Пако тотчас подошел к картинке справа от двери — к пожелтевшей гравюре в тонкой, воздушно легкой манере Лоренцо Тьеполо.
— И святой тот же самый, взгляните-ка, Святой Франциск Борджиа. Он был вице-королем Испании и стал иезуитом, стремясь к совершенству…
Пако обежал взглядом пустой сводчатый коридор от одного конца до другого.
— В таких местах есть что-то своеобычное. Неистребимо это дыхание стен — а ведь здесь происходило много всякого разного, не правда ли?
Говорящий все это веселым тоном себе под нос на последних словах как бы с внезапным испугом обернулся к молодому офицеру. Тот хмыкнул и согласился.
— Да, много всякого!.. Хорошо, что вы уже двадцать лет назад улизнули отсюда, редкая удача, причем удача для нас обоих.
Дон Педро сказал это, когда оба они уже стояли в келье.

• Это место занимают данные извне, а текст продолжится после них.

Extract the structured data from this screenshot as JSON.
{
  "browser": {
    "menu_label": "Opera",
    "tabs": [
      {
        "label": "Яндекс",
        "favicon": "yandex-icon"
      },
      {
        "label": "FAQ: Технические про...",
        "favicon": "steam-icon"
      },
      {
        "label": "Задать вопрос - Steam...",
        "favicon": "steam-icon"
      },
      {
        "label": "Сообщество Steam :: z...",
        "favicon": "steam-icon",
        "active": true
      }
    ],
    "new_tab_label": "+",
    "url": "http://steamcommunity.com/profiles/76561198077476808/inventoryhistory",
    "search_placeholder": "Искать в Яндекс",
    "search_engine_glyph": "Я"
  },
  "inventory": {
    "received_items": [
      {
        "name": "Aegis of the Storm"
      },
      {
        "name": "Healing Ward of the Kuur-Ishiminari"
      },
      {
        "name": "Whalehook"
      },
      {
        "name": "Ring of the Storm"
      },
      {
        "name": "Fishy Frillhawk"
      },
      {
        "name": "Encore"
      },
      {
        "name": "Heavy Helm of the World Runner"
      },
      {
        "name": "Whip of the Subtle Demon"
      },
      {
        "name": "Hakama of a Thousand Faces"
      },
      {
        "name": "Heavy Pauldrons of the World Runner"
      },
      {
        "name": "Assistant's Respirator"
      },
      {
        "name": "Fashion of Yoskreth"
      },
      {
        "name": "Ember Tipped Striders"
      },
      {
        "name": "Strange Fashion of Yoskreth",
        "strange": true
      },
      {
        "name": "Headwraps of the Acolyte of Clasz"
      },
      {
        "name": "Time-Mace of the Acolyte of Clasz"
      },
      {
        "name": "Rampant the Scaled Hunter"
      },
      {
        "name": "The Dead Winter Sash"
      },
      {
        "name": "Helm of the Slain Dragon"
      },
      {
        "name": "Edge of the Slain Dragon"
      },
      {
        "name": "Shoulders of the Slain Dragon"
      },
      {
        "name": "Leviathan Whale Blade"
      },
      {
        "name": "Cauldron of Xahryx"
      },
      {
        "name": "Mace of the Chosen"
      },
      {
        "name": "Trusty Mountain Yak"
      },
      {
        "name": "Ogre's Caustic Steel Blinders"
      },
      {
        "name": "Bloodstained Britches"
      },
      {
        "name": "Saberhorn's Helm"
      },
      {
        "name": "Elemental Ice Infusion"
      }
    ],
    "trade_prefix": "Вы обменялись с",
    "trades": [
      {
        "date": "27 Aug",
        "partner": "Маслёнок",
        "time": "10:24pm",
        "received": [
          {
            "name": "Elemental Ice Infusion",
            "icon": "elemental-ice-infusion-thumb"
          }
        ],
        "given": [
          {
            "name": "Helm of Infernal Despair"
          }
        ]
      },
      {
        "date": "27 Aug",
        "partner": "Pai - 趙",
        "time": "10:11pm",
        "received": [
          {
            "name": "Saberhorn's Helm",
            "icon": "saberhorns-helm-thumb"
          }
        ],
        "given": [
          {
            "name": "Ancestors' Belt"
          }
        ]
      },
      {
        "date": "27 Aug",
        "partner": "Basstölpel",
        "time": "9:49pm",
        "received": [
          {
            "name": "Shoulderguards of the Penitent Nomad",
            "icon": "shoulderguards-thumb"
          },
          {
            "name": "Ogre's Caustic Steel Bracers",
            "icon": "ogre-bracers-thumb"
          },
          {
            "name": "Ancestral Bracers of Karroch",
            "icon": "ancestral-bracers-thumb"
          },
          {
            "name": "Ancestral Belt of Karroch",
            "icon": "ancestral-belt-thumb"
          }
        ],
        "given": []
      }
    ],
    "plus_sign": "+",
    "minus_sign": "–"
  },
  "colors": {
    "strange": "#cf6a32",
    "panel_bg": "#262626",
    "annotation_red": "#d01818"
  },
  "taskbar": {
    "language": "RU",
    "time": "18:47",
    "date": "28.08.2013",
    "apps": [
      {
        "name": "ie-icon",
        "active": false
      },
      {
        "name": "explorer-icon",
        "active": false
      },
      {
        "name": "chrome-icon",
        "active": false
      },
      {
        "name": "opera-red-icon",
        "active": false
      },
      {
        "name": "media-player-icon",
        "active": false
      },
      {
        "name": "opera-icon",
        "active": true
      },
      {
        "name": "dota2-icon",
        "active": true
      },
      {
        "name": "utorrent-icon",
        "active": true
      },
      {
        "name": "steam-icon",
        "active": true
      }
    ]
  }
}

Внимая его словам, Пако оглянулся на него через плечо, хоть и сделал вид, будто всего лишь хотел поглядеть на дверь. А потом он и в самом деле на нее взглянул и поднял еще выше тонкие брови, и лоб, переходящий в лысину, нахмурился, дрожащие складки побежали по нему как легкие волны, которые словно стремились по его черепу соскользнуть назад, на затылок. В глазах у него вспыхнул внезапный испуг. В коричневой двери из каштана он углядел несколько небольших дырок, отколовших от нее свежие щепки, что невольно побудило его отыскивать щепки и на песчанике пола.
«Лейтенант Педро кивнул, но когда Пако очень серьезно поглядел прямо ему в глаза, отвел свой взгляд в сторону».
Когда Пако очень серьезно устремил свой взгляд в глаза лейтенанта Педро, тот посмотрел куда-то вбок, приблизился к конторке, возложил на нее руку и слегка качнул, а потом, словно ему вдруг что-то пришло в голову, достал носовой платок и промокнул пот на лбу.
— Ужасная жара в этих кельях, — плечи его вздрогнули, — они, понимаете ли, засели как кроты в своих норах. Выходить не пожелали, и тогда нам пришлось стрелять прямо в кельи, по-другому просто не получалось. — Он прокашлялся.